I mention this forthcoming event because one of the speakers addressing the anti-Israel rally outside the soccer stadium is Jeremy Corbyn, a far-left member of the U.K. parliament for the opposition Labor Party and, more importantly, the current front-runner in the battle for that party’s leadership. If Corbyn ends up winning the contest—triggered by the resignation of former leader Ed Miliband, following his poor showing in the U.K.’s general election earlier this year—we will have a vocal supporter of the Boycott, Divestment and Sanctions (BDS) movement at the helm of one of Europe’s more august left-wing parties. 

Corbyn is a patron of the U.K.’s pro-BDS Palestine Solidarity Campaign, which is well known for its anti-Semitic targeting of Israel through its constant comparisons of the Jewish state with Nazi Germany and apartheid-era South Africa. But that, arguably, is the least of it. 

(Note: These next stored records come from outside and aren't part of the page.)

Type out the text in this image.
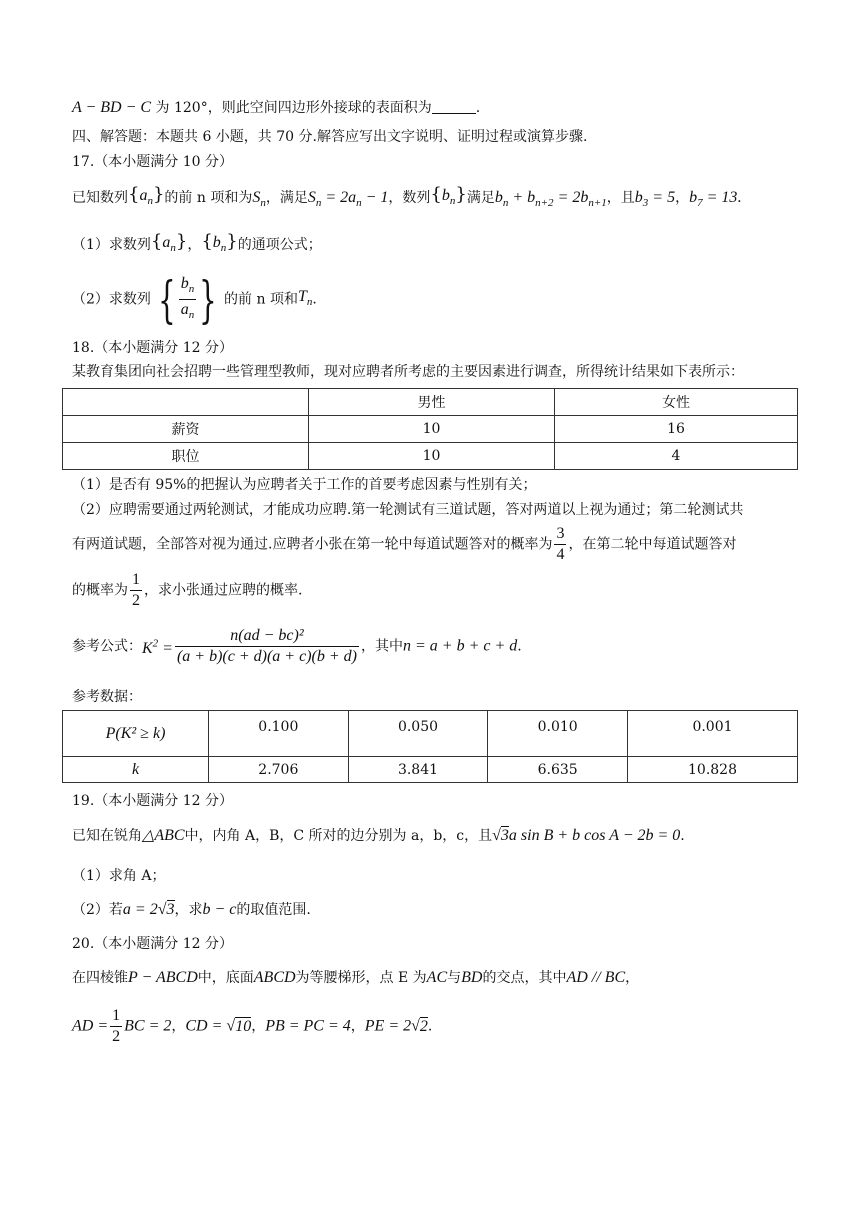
A − BD − C 为 120°，则此空间四边形外接球的表面积为	.
四、解答题：本题共 6 小题，共 70 分.解答应写出文字说明、证明过程或演算步骤.
17.（本小题满分 10 分）
已知数列$\{a_n\}$的前 n 项和为$S_n$，满足$S_n = 2a_n - 1$，数列$\{b_n\}$满足$b_n + b_{n+2} = 2b_{n+1}$，且$b_3 = 5$，$b_7 = 13$.
（1）求数列$\{a_n\}$，$\{b_n\}$的通项公式；
（2）求数列 { $\frac{b_n}{a_n}$ } 的前 n 项和$T_n$.
18.（本小题满分 12 分）
某教育集团向社会招聘一些管理型教师，现对应聘者所考虑的主要因素进行调查，所得统计结果如下表所示：
	男性	女性
薪资	10	16
职位	10	4
（1）是否有 95%的把握认为应聘者关于工作的首要考虑因素与性别有关；
（2）应聘需要通过两轮测试，才能成功应聘.第一轮测试有三道试题，答对两道以上视为通过；第二轮测试共
有两道试题，全部答对视为通过.应聘者小张在第一轮中每道试题答对的概率为 $\frac{3}{4}$ ，在第二轮中每道试题答对
的概率为 $\frac{1}{2}$ ，求小张通过应聘的概率.
参考公式：$K^2 = \frac{\text{n(ad − bc)²}}{(a + b)(c + d)(a + c)(b + d)}$ ，其中n = a + b + c + d.
参考数据：
P(K² ≥ k)	0.100	0.050	0.010	0.001
k	2.706	3.841	6.635	10.828
19.（本小题满分 12 分）
已知在锐角△ABC中，内角 A，B，C 所对的边分别为 a，b，c，且√3a sin B + b cos A − 2b = 0.
（1）求角 A；
（2）若a = 2√3，求b − c的取值范围.
20.（本小题满分 12 分）
在四棱锥P − ABCD中，底面ABCD为等腰梯形，点 E 为AC与BD的交点，其中AD // BC，
AD = $\frac{1}{2}$ BC = 2，CD = √10，PB = PC = 4，PE = 2√2.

During the last week, Corbyn has been confronted in the media over his connections to a London-based Holocaust denier and “Palestine solidarity” activist named Paul Eisen. In the past, Corbyn has vocally defended Ra’ed Salah, the leader of the Islamic Movement in Israel, despite Salah’s endorsement of the anti-Semitic blood libel and his claim that Jews were warned in advance of the September 11, 2001 al-Qaeda terrorist atrocities.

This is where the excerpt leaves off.